I also feel like I’ve gotten sharper recently. I feel like I’ve made connections that I’m not sure the Quintin of a year ago would have spotted. E.g., “values as modular factorizations of a utility function” or “variance in human alignment implies the generators of human alignment can be optimized for more alignment”. I’ve also had moments of introspective awareness into my own cognitive algorithms that seem clearer than had been typical for me.
I can’t describe how I’ve gotten sharper in as much detail as you can. I think one of the bigger improvements in my own thinking was when I finally grokked that high status alignment researchers can actually be wrong about alignment, and that they can be wrong in huge, important, and obvious-seeming-to-me ways. If you think a higher status person is making a simple mistake, social conformity bias will push you in two incredibly unhelpful directions:
Assume the higher status person is right, so as to avoid the possible status hit or potential ementy that might come from contradicting a higher status person.
Complicate the mistake that the higher status person seems to be making, so as to avoid “insulting” the higher status person by claiming they made a simple mistake.
These are both, of course, very bad if your actual goal is to accurately identify mistakes in another person’s thinking.
Ironically, I think that another factor in improving my reasoning was that I’ve moved away from trying to force my thoughts to have a “Bayesian” style (or what I imagined as a “Bayesian” style). Previously, I’d been worried about how to correctly update my credence in discrete propositions in the light of new evidence. E.g., “will human level alignment scale to superintelligence? Yes or no?” Now, I instead think in terms of updating an ensemble of latent abstractions over the generators of my observations.

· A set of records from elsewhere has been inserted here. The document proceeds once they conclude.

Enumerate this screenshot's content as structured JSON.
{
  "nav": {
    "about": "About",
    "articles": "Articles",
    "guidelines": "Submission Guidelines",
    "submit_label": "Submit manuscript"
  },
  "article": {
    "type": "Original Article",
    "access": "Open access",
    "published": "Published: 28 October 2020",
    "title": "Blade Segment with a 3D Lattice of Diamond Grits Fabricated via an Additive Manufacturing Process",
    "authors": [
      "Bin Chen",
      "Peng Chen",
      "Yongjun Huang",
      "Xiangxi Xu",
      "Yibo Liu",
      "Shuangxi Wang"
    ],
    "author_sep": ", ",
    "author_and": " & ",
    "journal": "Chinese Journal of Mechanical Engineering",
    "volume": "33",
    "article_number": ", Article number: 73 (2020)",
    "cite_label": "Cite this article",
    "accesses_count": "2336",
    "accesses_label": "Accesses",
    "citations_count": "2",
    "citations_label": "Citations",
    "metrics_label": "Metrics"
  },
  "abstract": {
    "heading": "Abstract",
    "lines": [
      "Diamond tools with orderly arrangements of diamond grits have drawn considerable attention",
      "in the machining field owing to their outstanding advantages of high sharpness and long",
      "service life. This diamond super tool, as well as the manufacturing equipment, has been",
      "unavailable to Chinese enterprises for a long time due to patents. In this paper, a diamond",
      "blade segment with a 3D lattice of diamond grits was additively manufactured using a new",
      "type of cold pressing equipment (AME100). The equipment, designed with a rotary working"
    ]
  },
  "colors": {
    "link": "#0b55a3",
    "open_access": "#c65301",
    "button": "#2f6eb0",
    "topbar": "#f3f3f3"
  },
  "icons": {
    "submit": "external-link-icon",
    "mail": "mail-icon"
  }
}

I.e., there’s some distribution over possible learning processes and their downstream alignment properties. I’m trying to model this distribution with abstractions, and I use my observations about humans and their alignment properties as empirical evidence to update my abstractions over learning processes and their alignment properties. The most important thing to think about isn’t the (poorly specified) first order question of how well human alignment scales, but the deeper questions about the generators of my current observations.
(I realize that this is still a fundamentally Bayesian way of thinking about inference. But speaking for myself, the admittedly limited concept I had of what “proper Bayesian reasoning” ought to look like was something of a roadblock to acquiring what I now consider to be an improved inferential process.)